We arrived in town around 11:30 on Saturday, and since it was lunch time I knew what I wanted to do before hitting the creek. There's a sub shop in Titusville that makes a sub called "The Ropp". My father-in-law got me hooked on these, and now no trip to Titusville is complete without getting at least one. After I got my Ropp fix, and we made the rounds and said hello to everybody, it was off to Walmart for a fishing license and then on to Oil Creek. My wife came along for the trip and took pictures, but she decided not to fish this time. Most of the pictures in this post were taken by her. It's not often that I have the luxury of a photographer when I'm fishing!

First Trout of the Day
 I had been reading on the Internet that the sulphur mayflies had been hatching on Oil Creek, so I had high hopes for some dry fly action. However, it wasn't to be that day, as I saw a handful of sulphurs, but very few rises. Being an optimist, I did try fishing a parachute sulphur to the sporadic rises I did see, but I didn't seem to be getting any interest from the trout.
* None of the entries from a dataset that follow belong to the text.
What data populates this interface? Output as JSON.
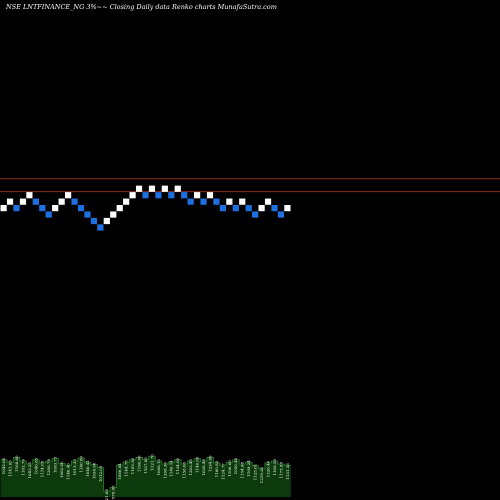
{
  "chart_data": {
    "type": "renko",
    "title": "NSE LNTFINANCE_NG 3%~~ Closing Daily data Renko  charts MunafaSutra.com",
    "colors": {
      "up": "#ffffff",
      "down": "#1e6fe0",
      "background": "#000000",
      "reference_line": "#8b2a18",
      "volume_fill": "#0c3a0c",
      "volume_line": "#2e7d2e"
    },
    "reference_lines": [
      4,
      2
    ],
    "bricks": [
      {
        "dir": "up",
        "level": 0
      },
      {
        "dir": "up",
        "level": 1
      },
      {
        "dir": "down",
        "level": 0
      },
      {
        "dir": "up",
        "level": 1
      },
      {
        "dir": "up",
        "level": 2
      },
      {
        "dir": "down",
        "level": 1
      },
      {
        "dir": "down",
        "level": 0
      },
      {
        "dir": "down",
        "level": -1
      },
      {
        "dir": "up",
        "level": 0
      },
      {
        "dir": "up",
        "level": 1
      },
      {
        "dir": "up",
        "level": 2
      },
      {
        "dir": "down",
        "level": 1
      },
      {
        "dir": "down",
        "level": 0
      },
      {
        "dir": "down",
        "level": -1
      },
      {
        "dir": "down",
        "level": -2
      },
      {
        "dir": "down",
        "level": -3
      },
      {
        "dir": "up",
        "level": -2
      },
      {
        "dir": "up",
        "level": -1
      },
      {
        "dir": "up",
        "level": 0
      },
      {
        "dir": "up",
        "level": 1
      },
      {
        "dir": "up",
        "level": 2
      },
      {
        "dir": "up",
        "level": 3
      },
      {
        "dir": "down",
        "level": 2
      },
      {
        "dir": "up",
        "level": 3
      },
      {
        "dir": "down",
        "level": 2
      },
      {
        "dir": "up",
        "level": 3
      },
      {
        "dir": "down",
        "level": 2
      },
      {
        "dir": "up",
        "level": 3
      },
      {
        "dir": "down",
        "level": 2
      },
      {
        "dir": "down",
        "level": 1
      },
      {
        "dir": "up",
        "level": 2
      },
      {
        "dir": "down",
        "level": 1
      },
      {
        "dir": "up",
        "level": 2
      },
      {
        "dir": "down",
        "level": 1
      },
      {
        "dir": "down",
        "level": 0
      },
      {
        "dir": "up",
        "level": 1
      },
      {
        "dir": "down",
        "level": 0
      },
      {
        "dir": "up",
        "level": 1
      },
      {
        "dir": "down",
        "level": 0
      },
      {
        "dir": "down",
        "level": -1
      },
      {
        "dir": "up",
        "level": 0
      },
      {
        "dir": "up",
        "level": 1
      },
      {
        "dir": "down",
        "level": 0
      },
      {
        "dir": "down",
        "level": -1
      },
      {
        "dir": "up",
        "level": 0
      }
    ],
    "volume_relative": [
      0.62,
      0.58,
      0.66,
      0.6,
      0.55,
      0.62,
      0.57,
      0.6,
      0.64,
      0.56,
      0.53,
      0.6,
      0.65,
      0.58,
      0.54,
      0.49,
      0.1,
      0.16,
      0.53,
      0.58,
      0.62,
      0.66,
      0.63,
      0.68,
      0.6,
      0.55,
      0.58,
      0.62,
      0.55,
      0.6,
      0.64,
      0.6,
      0.66,
      0.57,
      0.53,
      0.58,
      0.62,
      0.55,
      0.58,
      0.52,
      0.47,
      0.57,
      0.6,
      0.55,
      0.53
    ],
    "volume_labels": [
      "1042.00",
      "1141.05",
      "1168.60",
      "1102.76",
      "1043.25",
      "1040.85",
      "1114.05",
      "1208.79",
      "1093.73",
      "1062.00",
      "1146.40",
      "1015.33",
      "1140.80",
      "1040.41",
      "1036.90",
      "1012.05",
      "921.80",
      "976.95",
      "1066.84",
      "1144.75",
      "1165.50",
      "1190.06",
      "1107.00",
      "1121.70",
      "1068.13",
      "1208.30",
      "1140.14",
      "1134.00",
      "1158.00",
      "1203.45",
      "1146.60",
      "1028.46",
      "1234.89",
      "1160.83",
      "1124.77",
      "1106.60",
      "1050.40",
      "1154.98",
      "1169.24",
      "1125.01",
      "1219.30",
      "1226.40",
      "1108.50",
      "1175.95",
      "1131.33"
    ]
  }
}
After a while, I gave up on the dry fly and switched to a pheasant tail nymph. I fished this for a while with no luck either, and decided that it might be time to try something else.

After being skunked on the sulphur and the pheasant tail, I switched to a hare's ear nymph and in a few minutes was able to land the first trout of the day. It was a pretty rainbow that came from a deep run, and after that I had a little more confidence in my fly choice finally being right. In the mean time, more fishermen started showing up, I'm assuming anticipating a sulphur hatch like I was. I noticed that the others were having about the same luck as me, catching a fish once in a while but nobody seemed to be catching a bunch. I worked my way on downstream a little further, switching to a bead head hare's ear after losing the first fly to a bad cast and hungry bank side weeds. I picked up two more nice rainbows on this fly, and missed a couple more strikes.
Oil Creek Rainbow

It was starting to get late in the evening and the sulphurs never showed, so I decided to call it a day and headed on back to the car. Since we had to travel back home Monday and be back at work on Tuesday, Saturday wound up being my only chance to fish. It was a quick trip, but it reminded me once again how much I enjoy fishing Oil Creek. I've never seemed to catch a lot of trout there on any one trip, but the challenge of matching the hatch and fishing some different water than I'm used to always makes it a fun place to fish. With summer break coming up for teachers, the next thing on my outdoor agenda is to hit a few streams around home. Hopefully that will lead to a few more rambles to write about. Until then, thanks for stopping by!